Bonding/bridging social capital as a factor impacting childhood obesity prevention

The unique skills and traditions that immigrants/refugees bring to their communities, such as healthful eating habits and knowledge of ethnic food products, can be effective tools for the promotion of healthy eating patterns and, concomitantly, the prevention of obesity.

Locally grown ethnic produce promotion as a vehicle for child obesity prevention

Locally grown ethnic produce is a vehicle for the prevention of child obesity by 1) increasing consumption and variety of fruits and vegetables, 2) connecting ethnically diverse families with their communities and increased bonding and bridging social capital, and 3) promoting sustainable food practices and encouraging the consumption of less processed foods.

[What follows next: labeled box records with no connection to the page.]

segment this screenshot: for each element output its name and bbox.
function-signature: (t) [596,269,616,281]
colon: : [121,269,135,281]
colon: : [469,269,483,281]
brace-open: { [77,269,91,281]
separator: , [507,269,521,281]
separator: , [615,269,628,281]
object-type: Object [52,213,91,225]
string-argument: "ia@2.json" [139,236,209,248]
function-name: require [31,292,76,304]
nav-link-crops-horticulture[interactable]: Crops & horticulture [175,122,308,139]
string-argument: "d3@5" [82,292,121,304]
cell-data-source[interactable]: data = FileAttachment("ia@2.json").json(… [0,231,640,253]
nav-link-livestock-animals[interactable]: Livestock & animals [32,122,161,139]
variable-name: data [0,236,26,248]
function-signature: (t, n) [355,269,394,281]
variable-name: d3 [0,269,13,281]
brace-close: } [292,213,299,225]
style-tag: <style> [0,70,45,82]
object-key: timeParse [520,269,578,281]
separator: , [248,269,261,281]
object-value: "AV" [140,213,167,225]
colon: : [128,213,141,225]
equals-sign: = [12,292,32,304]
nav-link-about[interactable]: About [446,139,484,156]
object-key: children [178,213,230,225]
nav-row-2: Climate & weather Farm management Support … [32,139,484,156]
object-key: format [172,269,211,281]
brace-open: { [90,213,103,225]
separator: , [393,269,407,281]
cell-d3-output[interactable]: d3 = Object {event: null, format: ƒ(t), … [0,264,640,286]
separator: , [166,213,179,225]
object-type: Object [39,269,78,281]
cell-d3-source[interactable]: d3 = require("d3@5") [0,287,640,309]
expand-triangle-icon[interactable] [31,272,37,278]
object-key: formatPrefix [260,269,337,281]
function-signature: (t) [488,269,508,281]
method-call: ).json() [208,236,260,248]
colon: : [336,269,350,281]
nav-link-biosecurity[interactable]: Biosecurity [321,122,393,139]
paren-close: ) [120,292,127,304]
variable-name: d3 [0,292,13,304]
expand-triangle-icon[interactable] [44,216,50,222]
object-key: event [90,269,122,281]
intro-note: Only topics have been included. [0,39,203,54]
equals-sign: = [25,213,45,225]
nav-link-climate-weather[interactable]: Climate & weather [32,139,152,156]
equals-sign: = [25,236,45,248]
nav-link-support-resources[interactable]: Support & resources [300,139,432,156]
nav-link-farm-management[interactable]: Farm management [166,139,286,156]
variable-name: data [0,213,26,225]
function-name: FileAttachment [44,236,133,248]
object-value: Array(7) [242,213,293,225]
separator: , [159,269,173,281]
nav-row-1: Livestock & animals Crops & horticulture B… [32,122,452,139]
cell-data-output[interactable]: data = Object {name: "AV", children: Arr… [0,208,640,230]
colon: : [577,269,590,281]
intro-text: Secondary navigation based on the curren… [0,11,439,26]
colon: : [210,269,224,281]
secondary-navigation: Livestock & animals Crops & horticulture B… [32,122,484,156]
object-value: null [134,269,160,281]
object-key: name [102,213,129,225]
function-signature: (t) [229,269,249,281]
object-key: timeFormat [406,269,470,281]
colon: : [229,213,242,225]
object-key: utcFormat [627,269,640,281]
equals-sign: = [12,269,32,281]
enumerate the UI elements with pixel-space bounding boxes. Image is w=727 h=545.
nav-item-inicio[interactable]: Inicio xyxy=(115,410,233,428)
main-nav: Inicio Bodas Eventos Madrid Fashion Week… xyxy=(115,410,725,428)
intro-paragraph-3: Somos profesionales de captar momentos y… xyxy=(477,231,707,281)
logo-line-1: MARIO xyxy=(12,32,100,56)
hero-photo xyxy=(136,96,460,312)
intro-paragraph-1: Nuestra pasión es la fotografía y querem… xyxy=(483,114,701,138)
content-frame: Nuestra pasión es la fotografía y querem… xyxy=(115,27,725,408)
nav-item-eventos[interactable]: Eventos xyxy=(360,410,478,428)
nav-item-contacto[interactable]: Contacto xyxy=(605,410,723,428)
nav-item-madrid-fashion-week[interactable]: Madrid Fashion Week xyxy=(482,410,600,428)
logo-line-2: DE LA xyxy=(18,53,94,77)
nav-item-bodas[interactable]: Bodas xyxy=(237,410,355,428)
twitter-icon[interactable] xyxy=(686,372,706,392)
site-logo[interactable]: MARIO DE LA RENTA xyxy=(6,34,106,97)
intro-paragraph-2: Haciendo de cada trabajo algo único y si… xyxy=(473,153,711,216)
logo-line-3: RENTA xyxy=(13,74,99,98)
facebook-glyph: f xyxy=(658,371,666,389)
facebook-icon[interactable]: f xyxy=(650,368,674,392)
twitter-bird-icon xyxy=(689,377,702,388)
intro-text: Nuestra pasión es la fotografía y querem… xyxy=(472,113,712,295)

An overall description of the activities:


Focus groups and a cross-sectional survey will be utilized to examine relationships between exposure to and attitude toward local ethnic produce, social networks, and behavioral factors for childhood obesity prevention.


In order to increase exposure, attitude, and behavior related to locally grown ethnic produce among low-income parents and children, a variety of instruments will be used.  These include development of cultural/ethnic food recipes representing Hmong, Latino, and white northstate residents, food demonstrations and taste testings with K-2 children in three elementary schools and promotion and assessment of recipe utilization among parents and children at home.


To meet our education related objective, university interns will be identified and trained to be involved in the project.

Community Responses:

"Every cooking demo has been wonderful! Students are engrossed and get to do it again at home with their families. It has been well worth while!"

-Lisa C. - Principal

"The final food demo was successful since the students actually constructed food... I asked the kinders "what does the word "ingredient" mean? Answer: Ingredients are things, like food, to put together to make more food. Concise and accurate."